Sunday, July 14, 2013

Gogol Bordello feature, Providence Journal, July 14, 2013


 




Eugene Hütz laughs when asked if he considers himself “a citizen of the world.” “Citizen of the world?

"That makes me think of someone in a tuxedo and cocktail in hand,” Hütz says when reached in Norway where he was on tour with his band Gogol Bordello.

As anyone who has ever seen Gogol Bordello knows, Hütz is more of a shirtless and jug-of-wine kind of guy. But when it comes to music, Hütz is a globetrotter, pouring European and Latin folk styles into a percolating mix that smacks of punk audacity even as it revels in Gypsy rhythms.
Gogol Bordello is set to release its sixth studio album “Pura Vida Conspiracy” on July 23 and will be at Lupo’s Heartbreak Hotel just ahead of that on July 21.

Hütz, who was born in Kiev and moved to the U.S. in 1991, has been at the center of Gogol Bordello since its start in 1999 when a bunch of immigrant musicians banded together in Brooklyn. The group’s membership has been evolving, though it has kept a focus on matching multiethnic roots with contemporary edge.

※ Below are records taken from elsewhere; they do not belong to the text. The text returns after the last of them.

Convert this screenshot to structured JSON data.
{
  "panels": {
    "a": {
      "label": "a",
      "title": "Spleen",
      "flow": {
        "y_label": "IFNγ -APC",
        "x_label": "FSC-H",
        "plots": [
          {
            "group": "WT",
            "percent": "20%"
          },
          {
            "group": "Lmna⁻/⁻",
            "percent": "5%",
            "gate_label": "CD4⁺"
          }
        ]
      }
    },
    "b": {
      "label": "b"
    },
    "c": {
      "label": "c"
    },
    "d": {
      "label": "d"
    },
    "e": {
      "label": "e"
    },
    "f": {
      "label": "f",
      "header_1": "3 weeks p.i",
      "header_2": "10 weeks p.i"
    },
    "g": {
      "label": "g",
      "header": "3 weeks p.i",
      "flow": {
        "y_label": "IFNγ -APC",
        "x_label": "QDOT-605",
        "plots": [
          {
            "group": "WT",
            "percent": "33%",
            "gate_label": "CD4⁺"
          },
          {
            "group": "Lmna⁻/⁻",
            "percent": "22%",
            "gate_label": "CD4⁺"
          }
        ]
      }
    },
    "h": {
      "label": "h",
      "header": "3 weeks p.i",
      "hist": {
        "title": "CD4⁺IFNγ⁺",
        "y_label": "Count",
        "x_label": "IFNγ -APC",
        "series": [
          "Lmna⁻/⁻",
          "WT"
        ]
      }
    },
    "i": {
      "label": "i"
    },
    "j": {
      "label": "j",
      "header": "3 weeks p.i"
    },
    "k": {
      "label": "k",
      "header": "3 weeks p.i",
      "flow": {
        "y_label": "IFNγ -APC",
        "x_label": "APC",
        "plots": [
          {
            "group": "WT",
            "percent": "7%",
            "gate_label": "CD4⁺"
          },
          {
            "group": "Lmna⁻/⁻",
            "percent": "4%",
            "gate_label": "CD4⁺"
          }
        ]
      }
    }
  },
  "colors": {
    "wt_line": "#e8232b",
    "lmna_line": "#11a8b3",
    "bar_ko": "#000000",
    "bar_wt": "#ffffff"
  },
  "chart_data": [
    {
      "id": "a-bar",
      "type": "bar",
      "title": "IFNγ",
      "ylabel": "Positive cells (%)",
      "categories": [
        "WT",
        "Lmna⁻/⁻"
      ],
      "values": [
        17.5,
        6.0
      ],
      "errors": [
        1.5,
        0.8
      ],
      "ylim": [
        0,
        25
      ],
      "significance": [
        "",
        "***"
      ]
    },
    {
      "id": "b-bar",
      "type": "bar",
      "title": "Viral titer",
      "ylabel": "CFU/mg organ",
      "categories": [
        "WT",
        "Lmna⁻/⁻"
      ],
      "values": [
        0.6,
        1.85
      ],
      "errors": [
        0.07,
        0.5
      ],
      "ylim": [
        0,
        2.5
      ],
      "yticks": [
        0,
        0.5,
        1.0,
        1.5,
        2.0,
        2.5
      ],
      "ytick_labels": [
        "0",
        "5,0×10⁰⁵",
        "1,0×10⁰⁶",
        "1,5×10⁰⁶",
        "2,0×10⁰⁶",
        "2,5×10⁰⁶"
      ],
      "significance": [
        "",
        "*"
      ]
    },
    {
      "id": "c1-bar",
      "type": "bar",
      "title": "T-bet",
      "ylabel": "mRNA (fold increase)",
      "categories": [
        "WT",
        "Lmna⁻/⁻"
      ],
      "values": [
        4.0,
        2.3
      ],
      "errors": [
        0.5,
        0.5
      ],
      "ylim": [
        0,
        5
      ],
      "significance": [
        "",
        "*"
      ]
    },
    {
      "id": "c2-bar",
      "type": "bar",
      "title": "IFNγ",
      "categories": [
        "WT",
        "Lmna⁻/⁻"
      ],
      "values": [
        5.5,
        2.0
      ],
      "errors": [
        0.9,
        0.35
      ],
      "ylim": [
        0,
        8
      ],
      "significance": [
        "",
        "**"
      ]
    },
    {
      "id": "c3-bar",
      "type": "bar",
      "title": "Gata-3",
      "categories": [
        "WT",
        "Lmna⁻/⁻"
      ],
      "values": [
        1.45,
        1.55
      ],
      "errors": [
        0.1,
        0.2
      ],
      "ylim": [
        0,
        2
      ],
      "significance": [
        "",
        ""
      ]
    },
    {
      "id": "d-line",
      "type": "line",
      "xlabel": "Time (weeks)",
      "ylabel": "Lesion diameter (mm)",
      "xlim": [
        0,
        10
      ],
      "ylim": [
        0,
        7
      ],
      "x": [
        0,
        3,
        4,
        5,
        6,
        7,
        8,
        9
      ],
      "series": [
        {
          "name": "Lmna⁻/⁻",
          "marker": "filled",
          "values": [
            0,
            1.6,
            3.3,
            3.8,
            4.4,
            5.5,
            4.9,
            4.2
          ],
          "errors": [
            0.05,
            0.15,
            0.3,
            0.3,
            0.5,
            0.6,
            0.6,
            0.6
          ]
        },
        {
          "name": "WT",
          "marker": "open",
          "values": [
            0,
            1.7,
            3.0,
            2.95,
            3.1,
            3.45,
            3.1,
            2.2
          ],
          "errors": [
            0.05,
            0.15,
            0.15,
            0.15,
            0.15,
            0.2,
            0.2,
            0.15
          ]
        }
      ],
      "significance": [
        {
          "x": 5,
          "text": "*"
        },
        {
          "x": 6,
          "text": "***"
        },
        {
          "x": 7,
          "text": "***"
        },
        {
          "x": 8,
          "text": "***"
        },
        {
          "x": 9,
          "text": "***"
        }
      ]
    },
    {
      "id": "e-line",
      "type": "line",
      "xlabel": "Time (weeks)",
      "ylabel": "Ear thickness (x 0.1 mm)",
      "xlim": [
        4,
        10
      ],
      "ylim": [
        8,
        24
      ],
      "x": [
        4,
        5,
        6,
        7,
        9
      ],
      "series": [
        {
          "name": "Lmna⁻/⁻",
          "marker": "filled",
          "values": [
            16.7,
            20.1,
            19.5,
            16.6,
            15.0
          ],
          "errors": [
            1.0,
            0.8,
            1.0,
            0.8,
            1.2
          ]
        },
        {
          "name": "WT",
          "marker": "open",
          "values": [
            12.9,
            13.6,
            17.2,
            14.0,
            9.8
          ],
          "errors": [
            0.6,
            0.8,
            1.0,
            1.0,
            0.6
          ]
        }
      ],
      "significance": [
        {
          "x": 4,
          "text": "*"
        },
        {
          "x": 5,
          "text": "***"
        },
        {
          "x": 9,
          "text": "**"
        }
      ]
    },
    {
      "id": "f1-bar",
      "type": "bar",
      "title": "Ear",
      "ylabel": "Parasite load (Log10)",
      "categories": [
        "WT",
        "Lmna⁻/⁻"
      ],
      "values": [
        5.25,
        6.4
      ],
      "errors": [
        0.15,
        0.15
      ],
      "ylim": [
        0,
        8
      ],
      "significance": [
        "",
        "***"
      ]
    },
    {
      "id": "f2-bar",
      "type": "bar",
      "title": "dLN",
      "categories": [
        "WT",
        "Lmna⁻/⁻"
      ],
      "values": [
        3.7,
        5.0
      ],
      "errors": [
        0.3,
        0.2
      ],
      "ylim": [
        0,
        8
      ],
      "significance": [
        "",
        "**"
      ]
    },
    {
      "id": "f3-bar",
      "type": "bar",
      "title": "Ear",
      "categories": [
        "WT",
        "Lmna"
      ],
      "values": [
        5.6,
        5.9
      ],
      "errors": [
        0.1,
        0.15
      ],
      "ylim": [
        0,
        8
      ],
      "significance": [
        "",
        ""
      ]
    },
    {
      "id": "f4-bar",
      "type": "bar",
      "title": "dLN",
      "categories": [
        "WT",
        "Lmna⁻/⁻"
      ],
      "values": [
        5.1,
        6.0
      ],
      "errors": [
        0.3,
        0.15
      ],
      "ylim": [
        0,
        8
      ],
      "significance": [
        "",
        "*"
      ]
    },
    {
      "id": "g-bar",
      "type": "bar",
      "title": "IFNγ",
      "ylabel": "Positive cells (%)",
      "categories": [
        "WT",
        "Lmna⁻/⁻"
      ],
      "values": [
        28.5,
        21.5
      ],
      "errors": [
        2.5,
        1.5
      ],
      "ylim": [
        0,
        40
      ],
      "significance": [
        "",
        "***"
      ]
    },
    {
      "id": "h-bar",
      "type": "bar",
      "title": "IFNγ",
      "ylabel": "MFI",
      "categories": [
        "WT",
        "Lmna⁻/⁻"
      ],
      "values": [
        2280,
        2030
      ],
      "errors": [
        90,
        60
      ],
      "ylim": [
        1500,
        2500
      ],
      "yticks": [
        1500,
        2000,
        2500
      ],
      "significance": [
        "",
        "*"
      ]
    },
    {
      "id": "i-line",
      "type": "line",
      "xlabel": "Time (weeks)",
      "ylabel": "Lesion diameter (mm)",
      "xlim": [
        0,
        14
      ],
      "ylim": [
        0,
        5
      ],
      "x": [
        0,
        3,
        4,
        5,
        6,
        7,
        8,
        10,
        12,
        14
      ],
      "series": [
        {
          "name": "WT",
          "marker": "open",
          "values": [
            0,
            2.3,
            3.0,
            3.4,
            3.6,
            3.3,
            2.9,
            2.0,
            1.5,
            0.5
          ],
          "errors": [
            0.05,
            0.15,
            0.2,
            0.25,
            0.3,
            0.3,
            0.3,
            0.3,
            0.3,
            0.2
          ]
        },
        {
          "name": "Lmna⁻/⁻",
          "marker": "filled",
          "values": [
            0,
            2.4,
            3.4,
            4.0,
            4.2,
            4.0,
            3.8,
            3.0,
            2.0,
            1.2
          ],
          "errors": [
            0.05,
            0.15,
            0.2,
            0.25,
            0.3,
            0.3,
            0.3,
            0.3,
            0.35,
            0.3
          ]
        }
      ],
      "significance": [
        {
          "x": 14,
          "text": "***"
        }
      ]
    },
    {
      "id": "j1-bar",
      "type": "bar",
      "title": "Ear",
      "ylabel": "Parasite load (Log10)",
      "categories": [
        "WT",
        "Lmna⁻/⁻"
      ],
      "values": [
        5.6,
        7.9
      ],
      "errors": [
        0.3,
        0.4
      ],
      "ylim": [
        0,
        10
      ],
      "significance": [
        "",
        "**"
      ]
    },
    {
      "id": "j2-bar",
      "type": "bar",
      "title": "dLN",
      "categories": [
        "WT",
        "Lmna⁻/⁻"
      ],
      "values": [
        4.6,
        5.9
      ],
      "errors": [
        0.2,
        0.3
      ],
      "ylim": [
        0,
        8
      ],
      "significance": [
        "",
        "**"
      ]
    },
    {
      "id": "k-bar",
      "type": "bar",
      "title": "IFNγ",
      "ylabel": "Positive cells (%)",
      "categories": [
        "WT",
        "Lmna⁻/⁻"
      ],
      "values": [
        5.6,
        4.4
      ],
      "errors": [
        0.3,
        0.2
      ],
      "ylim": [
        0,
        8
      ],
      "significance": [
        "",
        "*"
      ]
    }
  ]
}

Around the time Gogol Bordello made its previous album, “Trans-Continental Hustle,” Hütz moved to Brazil, but it wasn’t until “Pura Vida Conspiracy” that the dynamics of the change really set in.

“I think in general, the last few years as a band have been about extracting wisdom out of psychodrama. The touring cliché of sex, drugs and rock ’n’ roll applied,” Hütz says. “I called the last record ‘Trans-Continental Hustle’ because it encapsulated the endless departures and arrivals and drunken goodbyes.”

While at first worried that having the band members scattered around the world would hurt Gogol Bordello, Hütz says that quite the opposite happened.

“Not being in the same neighborhood extracted the unifying qualities of the band. This album feels like dancing around the fire together,” Hütz says. “Before, I think people saw a songwriter with a band. But this is a band, and that’s a precious feeling to acquire, that feeling of dancing around the fire. You can’t pay for that. It happens by being in the trenches together.”

That feeling translated into songs on “Pura Vida Conspiracy” that seemingly conjure a modern folklore that blends rustic storytelling with contemporary commentary. The songs range from the uplifting “Malandrino” and “We Rise Again” to the cautionary “The Way You Name Your Ship” and “John the Conqueror.”

Gogol Bordello is still a sprawling affair of eight members with accordion and violin spicing the material, which typically gallops in a manner befitting the band’s frenetic live shows. But “Pura Vida Conspiracy” does offer a bit more restraint than previous Gogol blowouts.

“Every record we make is quite different from the one that comes before it,” Hütz says. “The big moment on this one was realizing that great artistic truth that the whole world knows that less is more. We were very close to proving the opposite. For a while we looked like we would be successful with more is more.”

Hütz says that studying Eastern philosophy led him to the fresh attitude with the band. And Hütz is careful to not let audience expectations steer the group.

“When you’re on stage, you’re subject to people projecting what they think of you. You can oblige that and let them live out their fantasies, or you can develop authentically,” Hütz says, adding that he noticed the problem after being in the films “Everything Is Illuminated” and “Filth and Wisdom.” “That’s why I left movies. I didn’t want to be typecast as the crazy Russian guy.”

But certainly there are forces in the entertainment business telling Hütz that duplicating successful formulas is the way to go. And he says that is true, there are those people who would be happy if Gogol Bordello just kept re-making its breakthrough “Gypsy Punks” record.

“That’s what kung fu is for,” he says.